Dachentwässerung: Praxistipps zur Abdichtung

Attikaablauf, Notentwässerung: 19 Seminarteilnehmer kamen zum Dachdecker-Seminar von Sita. Dabei ging es auch um die neue Flachdach-Richtlinie.

Sita Praxistraining 2017
Tief in die Materie der Flachdachentwässerung tauchte Referentin Dipl.-Ing. Ute Weiß mit den Teilnehmern des Sita Dachdecker-Seminars ein. Foto: Sita

„Dachdecker wissen, was sie tun.“ In diesem Satz fasste Referentin Ute Weiß von der Anwendungstechnik ihr Vertrauen in das Wissen der geladenen Praktiker zusammen. Nachdem die Referentin die Erwartungshaltung der Teilnehmer erfragt hatte, lud sie zu einer Zeitreise durch die Flachdachentwässerung damals und heute.

Flachdach, Entwässerung und Attika

Haupt- und Notentwässerung, die Auswirkungen der Gefälleplanung, Penthouse- und Notentwässerung bildeten den Auftakt. Tobias Kaschtan, von der Kaschtan GmbH aus Hasbergen, interessierte hier vor allen Dingen das SitaAttika Kaskadesystem zur Wasserableitung über mehrere Ebenen: „Früher war das immer irgendwie so handwerklich. Jetzt hat man ein geschlossenes System, das man gut einsetzen kann.“

Ute Weiß sensibilisierte auch noch einmal für die Notwendigkeit einer Notentwässerung und stellte die einzelnen Systemvarianten vor.
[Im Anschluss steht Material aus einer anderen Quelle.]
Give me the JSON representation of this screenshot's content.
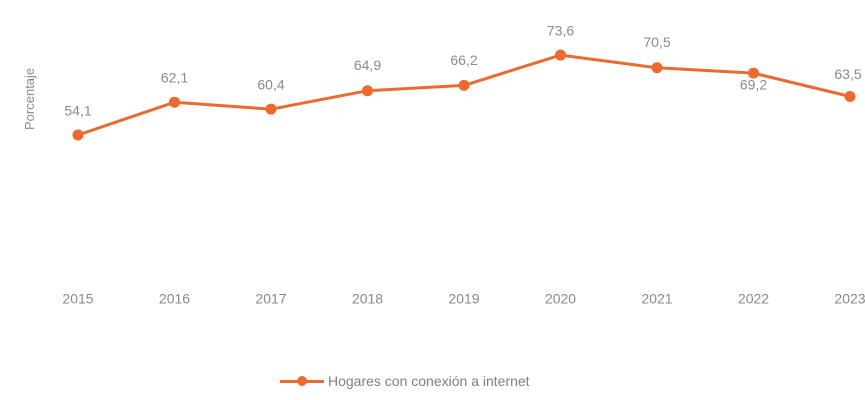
{
  "chart_data": {
    "type": "line",
    "ylabel": "Porcentaje",
    "x": [
      "2015",
      "2016",
      "2017",
      "2018",
      "2019",
      "2020",
      "2021",
      "2022",
      "2023"
    ],
    "series": [
      {
        "name": "Hogares con conexión a internet",
        "values": [
          54.1,
          62.1,
          60.4,
          64.9,
          66.2,
          73.6,
          70.5,
          69.2,
          63.5
        ],
        "labels": [
          "54,1",
          "62,1",
          "60,4",
          "64,9",
          "66,2",
          "73,6",
          "70,5",
          "69,2",
          "63,5"
        ]
      }
    ],
    "grid": false,
    "legend_position": "bottom-center",
    "colors": {
      "series": "#ed6a2e",
      "text": "#8a8a8a"
    }
  }
}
Auf besonderes Interesse bei vielen Teilnehmern stieß das Thema Sanierung, das heute einen Großteil der Aufträge ausmacht. Nachgefragt wurden hier vor allen Dingen die Themen Berechnung und technische Details. Lars Effertz von Effertz Bedachungen ging noch einen Schritt weiter: „Es ist wichtig, noch einmal ins Gewissen gerufen zu bekommen, ich muss das und das tun, um Werte, Menschenleben und das Unternehmen zu schützen.“

Heute gibt es ein regelkonformes Entwässerungssystem für jede Aufgabe und bei größeren Projekten stehen oft anspruchsvolle Berechnungen am Anfang der Baumaßnahmen. „Die Entwässerungsplanung und wie man die genau berechnet, das ist schon sehr interessant“, so Stefan Dowe von DTD. „Dass Sita einen Berechnungsservice anbietet, das wussten wir aber auch.“

Gully ins Dach und einfach laufen lassen, das ist schon lange keine Lösung mehr. Rechnete man früher mit einer Berechnungsregenspende von pauschal 300 (r 5,5), so müssen Auslegungen heute auf den Werten des KOSTRA-DWD 2010 Starkregenkataloges basieren. Für die Stadt Berlin gibt es allein 12 verschiedene Zonen zu berücksichtigen. Ute Weiß verglich Freispiegel- und Druckströmungsanlagen und erläuterte Neuheiten bei den Flachdachrichtlinien.

Aktuelle Infos zur neuen Flachdach-Richtlinie.

Abdichtung und die richtigen Gullys

Nach der Mittagspause stand die Werksführung auf dem Programm. An den Qualitätsprüfungsstationen waren Freiwillige als Tester gefragt. Der Teilnehmer, der sich für den Hammertest meldete, musste alle Kraft aufwenden, um ein Loch in den PUR-Gullykörper zu schlagen, was auch die letzten Zweifler von der Robustheit der Gully-Bauteile überzeugte. Ein anderer Versuchsaufbau dokumentierte die Wichtigkeit sauberer Arbeit in geschlossenen Materialkreisläufen. Schnell wurde klar, dass nur eine sortenreine Mischung der Isocyanat-und Polyol-Komponenten schlagfestes Gullymaterial ergibt. Lediglich ein Tropfen Wasser, z. B. eingetragen durch unerwünschtes Kondenswasser, schäumte das Material wie Styropor auf und machte es unbrauchbar. Wie fest und homogen die Wunschanschlussmanschetten und Gully verbunden sind, das zeigte der Zugtest. Auch mit über 100 Newton Krafteinsatz konnten Manschette und Gullykörper nicht getrennt werden. Am Versuchsbecken demonstrierte Thomas Dreisilker von der Anwendungstechnik der Sita die Dichtigkeitsprüfung. Während die DIN EN 1253 eine ein Meter hohe Wassersäule über 20 Minuten fordert, prüft Sita nach GET mit einer zwei Meter hohen Wassersäule über eine Stunde – was mit dem RAL-Prüfzeugnis dokumentiert wird. Für Verblüffung sorgte auch der Vergleich der Ablaufleistung eines Rechteck- und eines normalen Rundrohres der Attikagullys im Wasserbecken. Hier begeisterte das Rechteckrohr des SitaTurbo mit seiner, im Vergleich zum SitaEasy Rundrohr, bis zu zehnfachen Ablaufleistung.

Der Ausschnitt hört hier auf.